Food is another word that describes a wide range of signifieds that share a commonality: edibility. And you act in accordance with this variance in value. You specify. No doctor would ever advise a patient seeking to lose weight to merely eat less food, because a huge difference exists between celery and cheesecake. Some foods are more fattening than others. No one would invite people over for Thanksgiving and serve, say, cold cuts and braunschweiger because they, like turkey and stuffing and pumpkin pie, are food; the guests would not be satisfied by it merely because it shares a few carbon-chain similarities with the fare they had rightfully expected. Some foods are more palatable than others. And as a corollary, no one would ever present a friend with a birthday trout stuck with candles or a lover with a box of raw peanuts on Valentine's Day. Some foods are more seaonally appropriate than others. Why, then, can't you be as precise about drugs?

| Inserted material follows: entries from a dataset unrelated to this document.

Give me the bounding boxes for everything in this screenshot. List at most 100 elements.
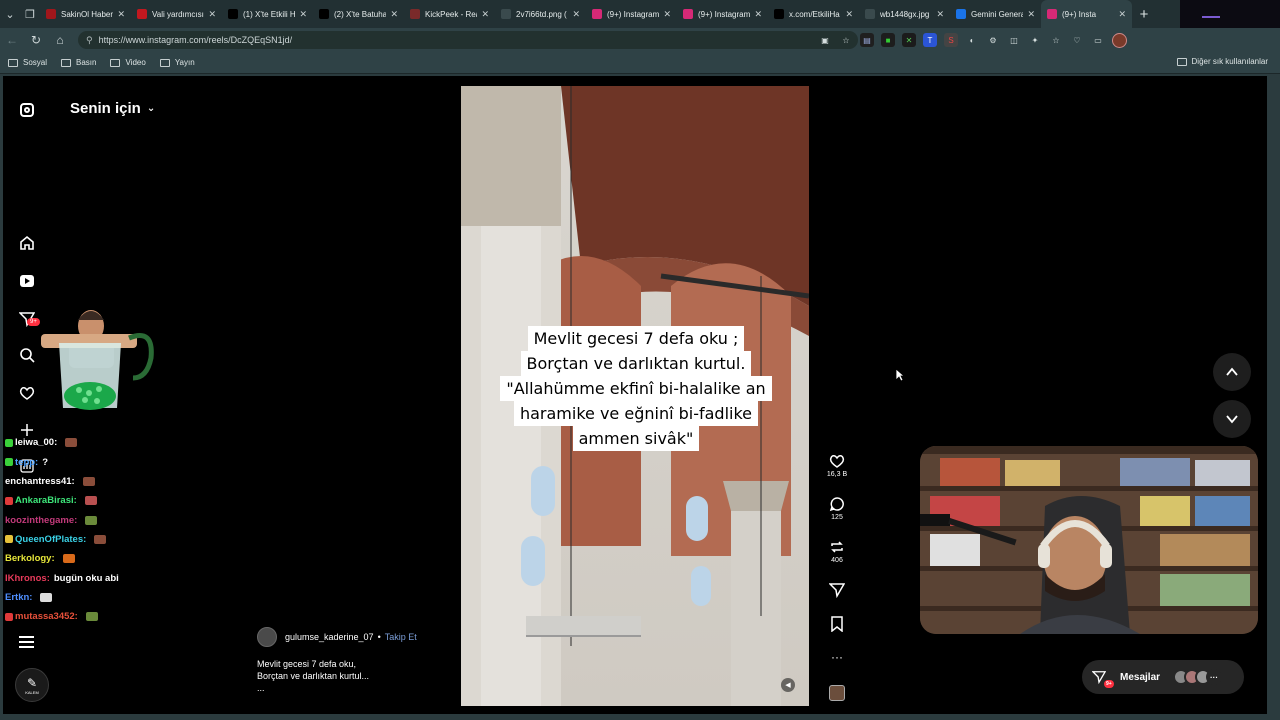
scrollbar[interactable] [1268, 76, 1280, 714]
chat-badge-icon [5, 612, 13, 621]
mute-icon[interactable]: ◀ [781, 678, 795, 692]
extension-icon[interactable]: ◐ [965, 33, 979, 47]
audio-thumbnail[interactable] [829, 685, 845, 701]
tab-label: 2v7i66td.png ( [516, 9, 567, 19]
bookmark-folder[interactable]: Sosyal [8, 58, 47, 67]
close-tab-icon[interactable]: ✕ [481, 9, 489, 20]
browser-tab[interactable]: KickPeek - Rea ✕ [404, 0, 495, 28]
profile-avatar[interactable] [1112, 32, 1127, 48]
extension-icon[interactable]: ▤ [860, 33, 874, 47]
x-icon [228, 9, 238, 19]
streamer-mug-overlay [29, 298, 154, 420]
reel-video[interactable]: Mevlit gecesi 7 defa oku ; Borçtan ve da… [461, 86, 809, 706]
chat-emote-icon [84, 496, 97, 506]
close-tab-icon[interactable]: ✕ [572, 9, 580, 20]
bookmark-star-icon[interactable]: ☆ [839, 33, 853, 47]
chat-message: IKhronos: bugün oku abi [5, 568, 245, 587]
comment-button[interactable]: 125 [825, 496, 849, 521]
globe-icon [865, 9, 875, 19]
tab-label: Vali yardımcısı [152, 9, 204, 19]
close-tab-icon[interactable]: ✕ [845, 9, 853, 20]
browser-tab[interactable]: (9+) Instagram ✕ [677, 0, 768, 28]
bookmark-folder[interactable]: Yayın [159, 58, 195, 67]
share-button[interactable] [825, 582, 849, 598]
chat-badge-icon [5, 438, 13, 447]
browser-tab[interactable]: (9+) Instagram ✕ [586, 0, 677, 28]
follow-button[interactable]: Takip Et [385, 632, 417, 642]
previous-reel-button[interactable] [1213, 353, 1251, 391]
home-button[interactable]: ⌂ [48, 33, 72, 47]
chat-emote-icon [85, 515, 98, 525]
close-tab-icon[interactable]: ✕ [936, 9, 944, 20]
next-reel-button[interactable] [1213, 400, 1251, 438]
favorites-icon[interactable]: ☆ [1049, 33, 1063, 47]
back-button[interactable]: ← [0, 33, 24, 47]
close-tab-icon[interactable]: ✕ [299, 9, 307, 20]
browser-tab[interactable]: SakinOl Haber ✕ [40, 0, 131, 28]
close-tab-icon[interactable]: ✕ [117, 9, 125, 20]
reload-button[interactable]: ↻ [24, 33, 48, 47]
tab-label: (1) X'te Etkili H [243, 9, 296, 19]
save-button[interactable] [825, 616, 849, 632]
collections-icon[interactable]: ♡ [1070, 33, 1084, 47]
repost-button[interactable]: 406 [825, 539, 849, 564]
tab-bar: ⌄ ❐ SakinOl Haber ✕ Vali yardımcısı ✕ (1) X'… [0, 0, 1280, 28]
extensions-puzzle-icon[interactable]: ✦ [1028, 33, 1042, 47]
author-username[interactable]: gulumse_kaderine_07 [285, 632, 374, 642]
chat-emote-icon [82, 477, 95, 487]
reel-description[interactable]: Mevlit gecesi 7 defa oku, Borçtan ve dar… [257, 658, 369, 694]
extension-icon[interactable]: ■ [881, 33, 895, 47]
folder-icon [159, 58, 170, 67]
bookmark-folder[interactable]: Video [110, 58, 146, 67]
browser-tab[interactable]: (1) X'te Etkili H ✕ [222, 0, 313, 28]
messages-button[interactable]: 9+ Mesajlar ··· [1082, 660, 1244, 694]
browser-tab[interactable]: (2) X'te Batuha ✕ [313, 0, 404, 28]
address-bar[interactable]: ⚲ https://www.instagram.com/reels/DcZQEq… [78, 31, 858, 49]
extension-icon[interactable]: S [944, 33, 958, 47]
more-menu-icon[interactable] [19, 636, 34, 651]
app-icon[interactable]: ▣ [818, 33, 832, 47]
workspaces-icon[interactable]: ❐ [20, 0, 40, 28]
browser-tab[interactable]: 2v7i66td.png ( ✕ [495, 0, 586, 28]
instagram-logo-icon[interactable] [20, 103, 34, 117]
extension-icon[interactable]: ⚙ [986, 33, 1000, 47]
author-avatar[interactable] [257, 627, 277, 647]
other-favorites[interactable]: Diğer sık kullanılanlar [1176, 57, 1268, 66]
like-button[interactable]: 16,3 B [825, 453, 849, 478]
more-options-icon[interactable]: ··· [825, 650, 849, 664]
home-icon[interactable] [18, 234, 36, 252]
close-tab-icon[interactable]: ✕ [1027, 9, 1035, 20]
tab-label: (2) X'te Batuha [334, 9, 387, 19]
chat-message [5, 414, 245, 433]
browser-tab[interactable]: x.com/EtkiliHa ✕ [768, 0, 859, 28]
browser-tab[interactable]: wb1448gx.jpg ✕ [859, 0, 950, 28]
close-tab-icon[interactable]: ✕ [208, 9, 216, 20]
extension-icon[interactable]: ✕ [902, 33, 916, 47]
browser-tab[interactable]: Gemini Genera ✕ [950, 0, 1041, 28]
chat-username: koozinthegame: [5, 514, 78, 526]
chat-emote-icon [94, 534, 107, 544]
bookmark-folder[interactable]: Basın [61, 58, 96, 67]
close-tab-icon[interactable]: ✕ [663, 9, 671, 20]
downloads-icon[interactable]: ▭ [1091, 33, 1105, 47]
separator-dot: • [377, 632, 381, 642]
tab-search-chevron-icon[interactable]: ⌄ [0, 0, 20, 28]
split-view-icon[interactable]: ◫ [1007, 33, 1021, 47]
chat-message: AnkaraBirasi: [5, 491, 245, 510]
close-tab-icon[interactable]: ✕ [754, 9, 762, 20]
close-tab-icon[interactable]: ✕ [390, 9, 398, 20]
bookmarks-bar: Sosyal Basın Video Yayın Diğer sık kulla… [0, 52, 1280, 74]
chat-message: Berkology: [5, 549, 245, 568]
streamer-webcam-overlay [920, 446, 1258, 634]
new-tab-button[interactable]: + [1132, 6, 1156, 23]
browser-tab[interactable]: (9+) Insta ✕ [1041, 0, 1132, 28]
chat-message: QueenOfPlates: [5, 530, 245, 549]
feed-selector[interactable]: Senin için ⌄ [70, 100, 155, 117]
instagram-page: Senin için ⌄ 9+ leiwa_00: tepp: ? enchan… [3, 76, 1267, 714]
close-tab-icon[interactable]: ✕ [1118, 9, 1126, 20]
chevron-down-icon [1226, 415, 1238, 424]
extension-icon[interactable]: T [923, 33, 937, 47]
site-info-icon[interactable]: ⚲ [86, 35, 93, 46]
reels-icon[interactable] [18, 272, 36, 290]
browser-tab[interactable]: Vali yardımcısı ✕ [131, 0, 222, 28]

First of all, despite occasional claims to the contrary, you don't consider some drugs to be drugs at all. Many of you champion the notion of a drug-free America while sipping your beers and smoking your cigarettes. Sure, once in a while some commentator or letter writer will proclaim that even alcohol and tobacco are drugs, but few really think of them that way--few in power in Washington, D.C., at least. The most you see are statements regarding "alcohol and other drug abuse." Why differentiate alcohol at all? It intoxicates, and if you drink enough of it, you stop breathing and die. It is a drug. Tobacco is addictive and produces marked physical and mental effects. It is a drug. Period.

Second, and most important, the drugs you have made illegal are a wide-ranging assortment indeed. When you humans speak of a War on Drugs, you are speaking of a war on cannabis, LSD, psilocybin, mescaline (save for Native Americans, despite the Supreme Court), cocaine, amphetamines, phenethylamines such as MDA and MDMA, barbiturates, sedatives, analgesics, opiates, anaesthetics, and probably other things I, as a mere lizard, wouldn't be decadent enough to know by name. Now, come on, are you really, honestly thinking that marijuana deserves the same amount and degree of artillery aimed at it--if any--as does heroin? Drug users choose their substances according to individual circumstances and preferences; if the time is right for opium, methedrine will not do, and if a joint would be the perfect thing, chances are that ketamine would be overdoing it. Many of you neo-Puritans seem to think that drug users lack the power of will and discernment that mature adults such as yourself possess, but clearly they can differentiate among these substances; why can't you? Of course, federal and state statutes place drugs into several schedules, or classes of danger, but the fact that you've got marijuana listed with heroin proves that if drugs do indeed cause brain damage, you've chosen wisely not to indulge yourselves because you don't have that much to lose upstairs.